“Não acredito que o fogo da Chapada dos Veadeiros tenha sido criminoso”, diz prefeito
Prefeitura de Alto Paraíso extinguiu a Secretaria de Meio Ambiente enquanto incêndio arrasava parque
Os bombeiros já foram embora da região da Chapada dos Veadeiros, após a chuva e os esforços das equipes contra incêndios conseguirem controlar o grande fogo que durante quase 20 dias queimou 65.000 hectares do Parque Nacional. Nas pequenas cidades da chapada fica agora a preocupação pelos estragos ambientais e por uma possível queda do turismo, a sua principal economia, além de algumas polêmicas políticas pela atuação das autoridades.

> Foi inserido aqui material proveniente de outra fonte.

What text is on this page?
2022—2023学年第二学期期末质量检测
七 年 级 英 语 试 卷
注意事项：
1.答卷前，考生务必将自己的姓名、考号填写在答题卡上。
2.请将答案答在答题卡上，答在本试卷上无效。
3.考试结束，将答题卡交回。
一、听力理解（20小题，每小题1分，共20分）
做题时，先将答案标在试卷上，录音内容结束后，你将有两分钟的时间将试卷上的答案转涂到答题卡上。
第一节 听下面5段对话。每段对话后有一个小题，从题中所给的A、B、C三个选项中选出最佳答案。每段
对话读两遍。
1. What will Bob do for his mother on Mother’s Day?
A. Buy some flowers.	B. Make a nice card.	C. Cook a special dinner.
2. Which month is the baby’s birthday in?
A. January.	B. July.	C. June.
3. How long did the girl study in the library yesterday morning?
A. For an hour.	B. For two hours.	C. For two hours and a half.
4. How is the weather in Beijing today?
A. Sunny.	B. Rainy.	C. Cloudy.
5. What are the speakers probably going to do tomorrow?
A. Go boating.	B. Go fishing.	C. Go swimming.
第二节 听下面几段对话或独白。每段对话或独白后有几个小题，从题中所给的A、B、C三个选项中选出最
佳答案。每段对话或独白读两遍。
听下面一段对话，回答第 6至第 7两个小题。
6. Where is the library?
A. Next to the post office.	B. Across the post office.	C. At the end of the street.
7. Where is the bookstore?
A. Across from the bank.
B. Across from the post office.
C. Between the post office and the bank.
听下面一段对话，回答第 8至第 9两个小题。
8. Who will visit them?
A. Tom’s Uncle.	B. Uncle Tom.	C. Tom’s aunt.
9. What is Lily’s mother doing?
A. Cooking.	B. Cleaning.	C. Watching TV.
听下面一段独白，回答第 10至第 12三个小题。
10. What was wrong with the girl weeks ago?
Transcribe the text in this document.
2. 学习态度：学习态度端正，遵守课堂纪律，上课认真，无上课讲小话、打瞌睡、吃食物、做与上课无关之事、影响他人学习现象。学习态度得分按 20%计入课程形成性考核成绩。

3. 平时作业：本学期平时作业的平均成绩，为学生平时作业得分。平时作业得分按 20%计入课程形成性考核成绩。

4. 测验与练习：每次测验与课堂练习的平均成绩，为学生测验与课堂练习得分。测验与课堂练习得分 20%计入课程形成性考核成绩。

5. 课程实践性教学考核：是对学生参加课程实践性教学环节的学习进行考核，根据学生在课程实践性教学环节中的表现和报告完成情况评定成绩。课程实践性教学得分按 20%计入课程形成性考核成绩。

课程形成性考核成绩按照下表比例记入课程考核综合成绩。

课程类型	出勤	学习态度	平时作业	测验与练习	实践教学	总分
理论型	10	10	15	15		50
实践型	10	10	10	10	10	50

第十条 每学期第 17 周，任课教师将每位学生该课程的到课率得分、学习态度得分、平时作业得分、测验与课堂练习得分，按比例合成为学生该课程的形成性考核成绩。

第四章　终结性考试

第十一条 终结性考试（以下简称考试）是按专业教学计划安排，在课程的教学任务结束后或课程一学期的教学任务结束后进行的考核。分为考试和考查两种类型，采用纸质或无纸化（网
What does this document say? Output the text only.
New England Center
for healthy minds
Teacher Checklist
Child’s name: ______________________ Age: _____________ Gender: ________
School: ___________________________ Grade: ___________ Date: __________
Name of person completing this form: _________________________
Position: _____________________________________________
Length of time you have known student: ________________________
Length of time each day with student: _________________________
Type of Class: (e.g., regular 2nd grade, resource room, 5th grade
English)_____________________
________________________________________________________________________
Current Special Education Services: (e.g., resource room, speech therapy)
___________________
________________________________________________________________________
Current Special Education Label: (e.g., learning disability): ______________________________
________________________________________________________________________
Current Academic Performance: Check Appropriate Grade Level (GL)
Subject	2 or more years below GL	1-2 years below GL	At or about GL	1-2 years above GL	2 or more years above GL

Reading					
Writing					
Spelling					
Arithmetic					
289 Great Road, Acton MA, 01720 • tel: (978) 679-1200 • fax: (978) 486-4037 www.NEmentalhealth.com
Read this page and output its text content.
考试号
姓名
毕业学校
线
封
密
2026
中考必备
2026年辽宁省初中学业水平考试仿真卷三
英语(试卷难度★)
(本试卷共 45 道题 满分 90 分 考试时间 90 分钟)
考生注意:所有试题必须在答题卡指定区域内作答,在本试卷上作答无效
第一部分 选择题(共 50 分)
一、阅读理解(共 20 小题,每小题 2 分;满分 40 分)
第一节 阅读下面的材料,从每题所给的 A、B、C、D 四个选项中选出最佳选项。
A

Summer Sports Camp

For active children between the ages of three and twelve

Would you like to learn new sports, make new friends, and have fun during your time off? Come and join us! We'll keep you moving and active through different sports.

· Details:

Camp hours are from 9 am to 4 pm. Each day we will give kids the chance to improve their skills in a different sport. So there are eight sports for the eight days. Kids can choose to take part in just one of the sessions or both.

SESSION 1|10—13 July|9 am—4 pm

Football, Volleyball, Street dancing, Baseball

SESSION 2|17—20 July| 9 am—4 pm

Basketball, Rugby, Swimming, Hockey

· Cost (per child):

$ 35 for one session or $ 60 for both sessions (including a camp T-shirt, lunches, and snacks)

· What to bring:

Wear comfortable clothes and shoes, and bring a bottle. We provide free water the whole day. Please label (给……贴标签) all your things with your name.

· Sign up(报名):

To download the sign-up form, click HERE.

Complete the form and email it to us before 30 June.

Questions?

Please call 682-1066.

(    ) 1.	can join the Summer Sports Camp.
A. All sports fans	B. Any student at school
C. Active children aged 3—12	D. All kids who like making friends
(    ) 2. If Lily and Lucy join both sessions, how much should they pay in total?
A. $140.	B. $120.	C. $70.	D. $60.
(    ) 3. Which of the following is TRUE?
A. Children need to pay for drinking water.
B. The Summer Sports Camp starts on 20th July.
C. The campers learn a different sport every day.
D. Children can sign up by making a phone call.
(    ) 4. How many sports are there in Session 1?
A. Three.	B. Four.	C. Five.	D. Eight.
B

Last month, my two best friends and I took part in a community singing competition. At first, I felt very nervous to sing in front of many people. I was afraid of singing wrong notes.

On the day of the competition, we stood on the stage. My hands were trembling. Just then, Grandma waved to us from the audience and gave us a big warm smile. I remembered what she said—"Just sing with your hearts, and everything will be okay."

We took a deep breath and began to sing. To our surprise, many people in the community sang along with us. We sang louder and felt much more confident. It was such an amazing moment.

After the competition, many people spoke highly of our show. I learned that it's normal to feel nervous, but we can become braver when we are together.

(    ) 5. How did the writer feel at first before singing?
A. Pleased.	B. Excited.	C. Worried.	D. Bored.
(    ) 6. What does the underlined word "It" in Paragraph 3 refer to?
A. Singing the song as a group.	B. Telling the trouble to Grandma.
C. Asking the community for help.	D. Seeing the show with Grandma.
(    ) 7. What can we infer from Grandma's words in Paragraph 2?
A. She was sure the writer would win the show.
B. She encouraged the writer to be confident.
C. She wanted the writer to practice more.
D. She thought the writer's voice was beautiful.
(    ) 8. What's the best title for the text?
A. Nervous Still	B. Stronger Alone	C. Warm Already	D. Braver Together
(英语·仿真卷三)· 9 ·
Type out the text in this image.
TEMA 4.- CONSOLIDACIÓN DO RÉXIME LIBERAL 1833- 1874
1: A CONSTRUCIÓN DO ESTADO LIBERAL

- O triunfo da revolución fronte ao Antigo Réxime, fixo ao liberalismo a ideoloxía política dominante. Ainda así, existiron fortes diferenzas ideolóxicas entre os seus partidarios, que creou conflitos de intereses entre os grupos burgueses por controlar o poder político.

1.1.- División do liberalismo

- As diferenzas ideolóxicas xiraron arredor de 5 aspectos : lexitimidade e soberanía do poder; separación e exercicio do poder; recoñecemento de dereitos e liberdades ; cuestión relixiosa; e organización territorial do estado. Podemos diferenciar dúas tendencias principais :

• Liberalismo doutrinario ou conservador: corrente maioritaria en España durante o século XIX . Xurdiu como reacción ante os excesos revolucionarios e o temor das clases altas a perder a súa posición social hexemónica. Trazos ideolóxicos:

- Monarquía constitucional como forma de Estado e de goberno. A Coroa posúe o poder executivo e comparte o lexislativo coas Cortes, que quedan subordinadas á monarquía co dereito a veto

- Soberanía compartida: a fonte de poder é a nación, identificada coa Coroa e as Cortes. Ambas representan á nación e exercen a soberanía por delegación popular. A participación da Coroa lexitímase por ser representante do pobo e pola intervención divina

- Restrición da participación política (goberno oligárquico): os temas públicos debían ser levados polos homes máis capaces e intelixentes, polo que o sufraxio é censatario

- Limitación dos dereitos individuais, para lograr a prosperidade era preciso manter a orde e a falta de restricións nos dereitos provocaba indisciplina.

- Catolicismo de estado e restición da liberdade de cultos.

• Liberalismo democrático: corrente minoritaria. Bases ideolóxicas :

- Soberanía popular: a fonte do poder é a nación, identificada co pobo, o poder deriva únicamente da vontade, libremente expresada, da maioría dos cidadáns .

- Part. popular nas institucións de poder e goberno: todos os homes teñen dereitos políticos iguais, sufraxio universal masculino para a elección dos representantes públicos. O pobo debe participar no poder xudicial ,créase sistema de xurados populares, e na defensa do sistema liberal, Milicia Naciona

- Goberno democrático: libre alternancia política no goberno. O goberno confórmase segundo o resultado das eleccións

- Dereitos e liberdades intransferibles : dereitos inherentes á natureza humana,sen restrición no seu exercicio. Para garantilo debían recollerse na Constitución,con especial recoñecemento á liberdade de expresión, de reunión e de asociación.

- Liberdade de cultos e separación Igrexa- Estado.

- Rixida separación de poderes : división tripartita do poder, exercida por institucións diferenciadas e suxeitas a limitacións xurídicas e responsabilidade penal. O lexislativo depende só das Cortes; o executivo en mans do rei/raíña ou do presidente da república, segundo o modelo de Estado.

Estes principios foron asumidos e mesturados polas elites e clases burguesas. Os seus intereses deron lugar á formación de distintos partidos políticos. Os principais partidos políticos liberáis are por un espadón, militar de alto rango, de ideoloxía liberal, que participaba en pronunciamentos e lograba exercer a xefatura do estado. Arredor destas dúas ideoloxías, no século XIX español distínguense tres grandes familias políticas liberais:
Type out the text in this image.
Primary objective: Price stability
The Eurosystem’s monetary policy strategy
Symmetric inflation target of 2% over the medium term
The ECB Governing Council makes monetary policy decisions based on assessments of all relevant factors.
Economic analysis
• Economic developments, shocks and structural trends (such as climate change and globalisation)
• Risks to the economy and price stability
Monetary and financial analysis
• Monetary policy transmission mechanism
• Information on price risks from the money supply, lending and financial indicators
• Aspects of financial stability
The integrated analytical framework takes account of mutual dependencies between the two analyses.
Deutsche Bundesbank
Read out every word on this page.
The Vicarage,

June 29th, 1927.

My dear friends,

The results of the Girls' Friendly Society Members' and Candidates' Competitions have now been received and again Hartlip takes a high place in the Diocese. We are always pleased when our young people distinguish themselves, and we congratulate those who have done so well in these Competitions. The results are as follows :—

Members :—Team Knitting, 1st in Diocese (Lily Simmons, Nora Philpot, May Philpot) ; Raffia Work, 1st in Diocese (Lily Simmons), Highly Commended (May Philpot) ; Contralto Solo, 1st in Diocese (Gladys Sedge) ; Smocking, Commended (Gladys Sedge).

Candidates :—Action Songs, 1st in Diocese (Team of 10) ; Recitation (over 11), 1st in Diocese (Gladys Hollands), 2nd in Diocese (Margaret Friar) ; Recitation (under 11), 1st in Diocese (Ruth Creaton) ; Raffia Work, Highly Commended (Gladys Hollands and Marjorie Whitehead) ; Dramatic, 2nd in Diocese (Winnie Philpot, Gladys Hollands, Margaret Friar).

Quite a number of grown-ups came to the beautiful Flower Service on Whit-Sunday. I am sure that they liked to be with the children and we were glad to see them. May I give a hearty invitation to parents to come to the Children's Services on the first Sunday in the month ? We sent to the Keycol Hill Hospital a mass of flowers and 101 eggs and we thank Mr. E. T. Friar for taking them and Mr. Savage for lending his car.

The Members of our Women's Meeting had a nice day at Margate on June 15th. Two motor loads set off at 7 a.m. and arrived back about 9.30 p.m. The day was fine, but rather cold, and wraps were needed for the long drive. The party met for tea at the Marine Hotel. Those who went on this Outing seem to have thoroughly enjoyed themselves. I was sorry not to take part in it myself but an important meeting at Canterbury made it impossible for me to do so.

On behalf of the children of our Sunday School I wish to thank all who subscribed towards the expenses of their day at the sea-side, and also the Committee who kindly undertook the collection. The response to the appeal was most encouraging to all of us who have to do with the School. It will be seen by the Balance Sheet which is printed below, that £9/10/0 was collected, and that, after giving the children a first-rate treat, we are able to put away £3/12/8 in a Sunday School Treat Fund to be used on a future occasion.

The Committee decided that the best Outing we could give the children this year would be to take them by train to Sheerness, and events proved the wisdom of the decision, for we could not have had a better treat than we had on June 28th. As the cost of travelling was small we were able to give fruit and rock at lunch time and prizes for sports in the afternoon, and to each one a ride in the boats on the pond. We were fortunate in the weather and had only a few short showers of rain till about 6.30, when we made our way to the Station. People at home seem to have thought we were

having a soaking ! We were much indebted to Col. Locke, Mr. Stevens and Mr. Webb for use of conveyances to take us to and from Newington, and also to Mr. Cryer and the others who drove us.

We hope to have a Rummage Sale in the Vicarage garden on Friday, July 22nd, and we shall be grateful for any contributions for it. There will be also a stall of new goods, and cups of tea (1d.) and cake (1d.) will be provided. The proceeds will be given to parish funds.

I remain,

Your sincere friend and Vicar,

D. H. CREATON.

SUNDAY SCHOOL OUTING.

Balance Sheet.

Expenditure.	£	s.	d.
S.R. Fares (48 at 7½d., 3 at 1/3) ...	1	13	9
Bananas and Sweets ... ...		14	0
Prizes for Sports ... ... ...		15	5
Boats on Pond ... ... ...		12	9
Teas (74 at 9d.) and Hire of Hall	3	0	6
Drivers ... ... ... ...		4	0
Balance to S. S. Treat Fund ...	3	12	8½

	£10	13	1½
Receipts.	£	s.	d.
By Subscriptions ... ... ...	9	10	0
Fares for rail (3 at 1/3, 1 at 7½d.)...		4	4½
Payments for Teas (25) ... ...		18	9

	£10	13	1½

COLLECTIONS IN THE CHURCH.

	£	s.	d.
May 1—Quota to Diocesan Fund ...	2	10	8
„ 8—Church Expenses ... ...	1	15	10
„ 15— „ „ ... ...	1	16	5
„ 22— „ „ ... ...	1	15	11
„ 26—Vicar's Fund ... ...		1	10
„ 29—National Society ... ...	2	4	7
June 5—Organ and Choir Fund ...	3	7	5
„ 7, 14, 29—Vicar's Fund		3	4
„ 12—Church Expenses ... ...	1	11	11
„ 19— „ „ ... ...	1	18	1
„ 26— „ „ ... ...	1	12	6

Entre as equipes responsáveis por apagar o fogo e os grupos de voluntários foi muito comentada a decisão tomada pela Prefeitura de Alto Paraíso de Goiás, o principal município da região, de extinguir a Secretaria de Meio Ambiente e uni-la à de Agricultura. A Prefeitura tomou o acordo o dia 24, enquanto as imagens do incêndio florestal geravam um forte impacto em todo o Brasil. "Isso é colocar a raposa e as galinhas no mesmo galinheiro", critica Luis Paulo Veiga, dono de uma pousada na cidade e um dos membros de Mandato Coletivo, candidatura popular cujo vereador foi o único que votou contra a decisão do prefeito, Martinho Mendes (PR). "Tem fazendeiros bons e ruralistas bons, mas a política ruralista é contra o meio ambiente", insiste Veiga, que, como muitos outros moradores da região, acredita que a origem do fogo está nessa tensão entre a proteção ambiental e os interesses do agronegócio. A Polícia Federal abriu um inquérito para determinar se o incêndio foi causado pela ação humana.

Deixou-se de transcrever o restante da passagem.